Pourriez-vous nous raconter votre jeunesse au Liban et nous décrire l'environnement dans lequel vous avez grandi ?
Je suis né en 1965, à Beyrouth. Dans cette ville, la communauté juive résidait historiquement à Wadi Abou Djmil, son quartier traditionnel, la communauté juive résidait historiquement à Wadi Abou Djmil, son quartier traditionnel (en raison de la présence de la grande synagogue), situé en zone musulmane.
Mes années scolaires se sont déroulées dans une école jésuite, réputée pour sa rigueur et son excellence. La composition de cet établissement était particulière : 95% des élèves étaient chrétiens, mais avec une grande diversité. Une anecdote illustre cette mosaïque religieuse : une fois par an, notre professeur exigeait de chaque élève qu’il décline sa religion. Cela commençait par les Maronites, puis les Grecs catholiques, les Grecs orthodoxes, les Melkites, les Nestoriens, suivis des Musulmans sunnites, des Musulmans chiites et des Druzes. Le professeur reprenait sa liste, omettant de nous appeler, mon frère jumeau et moi. Il passait même à des religions plus rares comme les Zoroastriens ou les Yézidis, mais jamais les Juifs. Finalement, il nous demandait : « Mais alors, vous êtes quoi ? », et nous répondions : « Nous sommes Juifs. » Il s’exclamait alors : « Ah, mais oui, j'avais oublié ».
Nous étions de très bons élèves, et dans ces écoles fondées sur la méritocratie, les bonnes notes ouvraient les portes de la considération, nous épargnant des soucis particuliers avec les autres élèves en raison de la religion. En dehors de l’école, dans mon quartier, mes amis étaient majoritairement musulmans. Ils m’invitaient chez eux, me présentant à leurs frères et sœurs. Toutefois, ces invitations me valaient souvent d’être perçu comme un « extraterrestre » : les gens étaient stupéfaits de rencontrer un Juif au Liban – ils ignoraient notre présence. Je me souviens qu’un ami musulman m’a un jour demandé d’apporter une kippa pour qu’il puisse la voir. Après avoir invité tous ses copains, l’un d’eux a eu l’idée de la prendre et de se promener avec dans la rue. Immédiatement, tous les autres se sont rués sur lui, lui disant : « Attention, si tu sors avec, tu feras 10 mètres et tu te feras abattre. »
Pourriez-vous nous éclairer sur les origines de votre famille et son enracinement au Liban ?

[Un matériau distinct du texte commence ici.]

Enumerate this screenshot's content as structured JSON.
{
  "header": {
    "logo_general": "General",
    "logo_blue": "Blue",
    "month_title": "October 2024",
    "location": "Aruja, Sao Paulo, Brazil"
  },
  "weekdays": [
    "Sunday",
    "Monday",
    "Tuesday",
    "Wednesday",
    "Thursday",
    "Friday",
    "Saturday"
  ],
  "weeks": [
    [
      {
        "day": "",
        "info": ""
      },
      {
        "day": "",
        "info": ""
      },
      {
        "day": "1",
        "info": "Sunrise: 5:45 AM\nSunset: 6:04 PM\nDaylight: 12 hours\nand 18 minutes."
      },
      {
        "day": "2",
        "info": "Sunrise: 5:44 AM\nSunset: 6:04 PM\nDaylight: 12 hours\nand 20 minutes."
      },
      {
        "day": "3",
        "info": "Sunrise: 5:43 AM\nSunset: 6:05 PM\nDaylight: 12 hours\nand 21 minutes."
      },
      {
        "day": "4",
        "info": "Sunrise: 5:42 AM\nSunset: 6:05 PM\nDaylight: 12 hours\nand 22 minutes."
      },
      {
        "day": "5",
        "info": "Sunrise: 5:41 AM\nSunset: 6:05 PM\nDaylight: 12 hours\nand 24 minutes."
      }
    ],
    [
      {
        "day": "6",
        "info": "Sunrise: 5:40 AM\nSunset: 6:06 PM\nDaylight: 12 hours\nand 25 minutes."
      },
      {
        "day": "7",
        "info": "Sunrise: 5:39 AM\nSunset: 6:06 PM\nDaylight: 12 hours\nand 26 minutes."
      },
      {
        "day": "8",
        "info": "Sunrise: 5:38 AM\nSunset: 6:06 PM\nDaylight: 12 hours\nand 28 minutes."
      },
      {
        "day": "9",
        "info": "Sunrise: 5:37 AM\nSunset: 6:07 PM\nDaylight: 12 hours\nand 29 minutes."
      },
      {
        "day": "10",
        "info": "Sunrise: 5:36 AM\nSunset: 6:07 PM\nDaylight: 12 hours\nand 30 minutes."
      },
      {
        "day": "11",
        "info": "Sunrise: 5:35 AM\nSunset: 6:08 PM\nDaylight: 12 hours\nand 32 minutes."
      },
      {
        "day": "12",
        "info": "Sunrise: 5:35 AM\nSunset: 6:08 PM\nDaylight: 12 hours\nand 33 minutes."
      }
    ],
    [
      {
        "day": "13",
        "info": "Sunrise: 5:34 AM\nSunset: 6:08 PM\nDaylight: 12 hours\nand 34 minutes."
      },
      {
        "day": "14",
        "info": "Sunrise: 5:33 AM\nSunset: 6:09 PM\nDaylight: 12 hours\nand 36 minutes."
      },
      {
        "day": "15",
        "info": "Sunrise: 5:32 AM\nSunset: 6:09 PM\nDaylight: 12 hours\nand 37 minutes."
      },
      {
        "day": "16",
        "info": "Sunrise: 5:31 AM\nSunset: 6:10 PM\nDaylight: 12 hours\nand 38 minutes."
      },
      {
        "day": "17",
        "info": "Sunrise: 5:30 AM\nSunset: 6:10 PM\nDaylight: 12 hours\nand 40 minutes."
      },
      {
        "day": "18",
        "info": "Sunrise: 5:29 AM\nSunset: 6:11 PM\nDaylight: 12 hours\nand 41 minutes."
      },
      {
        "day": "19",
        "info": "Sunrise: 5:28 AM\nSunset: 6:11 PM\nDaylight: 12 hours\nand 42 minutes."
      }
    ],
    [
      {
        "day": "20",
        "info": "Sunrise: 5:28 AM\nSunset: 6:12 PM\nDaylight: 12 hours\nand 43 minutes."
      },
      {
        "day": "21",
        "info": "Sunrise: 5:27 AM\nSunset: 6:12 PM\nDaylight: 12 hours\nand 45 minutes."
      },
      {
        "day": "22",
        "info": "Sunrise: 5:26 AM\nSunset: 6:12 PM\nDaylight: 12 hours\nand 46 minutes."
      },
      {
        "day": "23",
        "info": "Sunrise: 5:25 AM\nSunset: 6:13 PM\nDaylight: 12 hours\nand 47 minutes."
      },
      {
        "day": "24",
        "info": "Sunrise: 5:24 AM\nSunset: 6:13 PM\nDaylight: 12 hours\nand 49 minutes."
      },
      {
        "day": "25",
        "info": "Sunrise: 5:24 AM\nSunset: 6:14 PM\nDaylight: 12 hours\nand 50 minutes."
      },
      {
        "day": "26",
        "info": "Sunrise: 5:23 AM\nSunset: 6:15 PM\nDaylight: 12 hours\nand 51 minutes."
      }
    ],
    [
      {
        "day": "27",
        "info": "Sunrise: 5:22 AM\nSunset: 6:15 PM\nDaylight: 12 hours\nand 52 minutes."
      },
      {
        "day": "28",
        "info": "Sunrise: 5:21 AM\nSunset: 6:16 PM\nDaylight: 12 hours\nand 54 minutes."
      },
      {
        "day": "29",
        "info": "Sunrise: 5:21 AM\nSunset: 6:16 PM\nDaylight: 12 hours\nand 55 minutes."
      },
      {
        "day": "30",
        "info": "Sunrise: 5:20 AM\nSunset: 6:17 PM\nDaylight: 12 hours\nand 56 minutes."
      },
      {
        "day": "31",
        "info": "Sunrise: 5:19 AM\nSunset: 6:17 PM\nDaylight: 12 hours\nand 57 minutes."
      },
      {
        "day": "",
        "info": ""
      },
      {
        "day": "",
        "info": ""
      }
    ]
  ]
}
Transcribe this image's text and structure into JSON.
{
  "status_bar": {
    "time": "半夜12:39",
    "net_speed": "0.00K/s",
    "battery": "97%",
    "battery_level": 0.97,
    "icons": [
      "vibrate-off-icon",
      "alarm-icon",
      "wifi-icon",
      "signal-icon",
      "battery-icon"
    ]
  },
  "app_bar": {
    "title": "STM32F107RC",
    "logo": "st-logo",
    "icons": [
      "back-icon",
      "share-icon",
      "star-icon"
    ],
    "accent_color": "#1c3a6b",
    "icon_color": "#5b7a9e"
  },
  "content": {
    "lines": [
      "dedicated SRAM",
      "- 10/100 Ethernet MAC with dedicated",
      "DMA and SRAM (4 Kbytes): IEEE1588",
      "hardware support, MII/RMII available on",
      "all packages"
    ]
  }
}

Mon père est né à Damas, en Syrie, issu d’une lignée syrienne établie de longue date. Ma mère, quant à elle, a vu le jour à Beyrouth. Ma grand‐mère maternelle est née à Héliopolis, en Égypte, tandis que mon grand‐père maternel est un Juif libanais.
Mon père, après ses études de médecine à Paris, n’est pas retourné en Syrie. Les Juifs y étaient alors sous surveillance étroite, limités à un périmètre de 50 kilomètres autour de Damas. Il s’est alors installé au Liban. Il n’était pas isolé dans cette démarche puisqu’au moins 10.000 Juifs syriens s’étaient aussi installés à Beyrouth.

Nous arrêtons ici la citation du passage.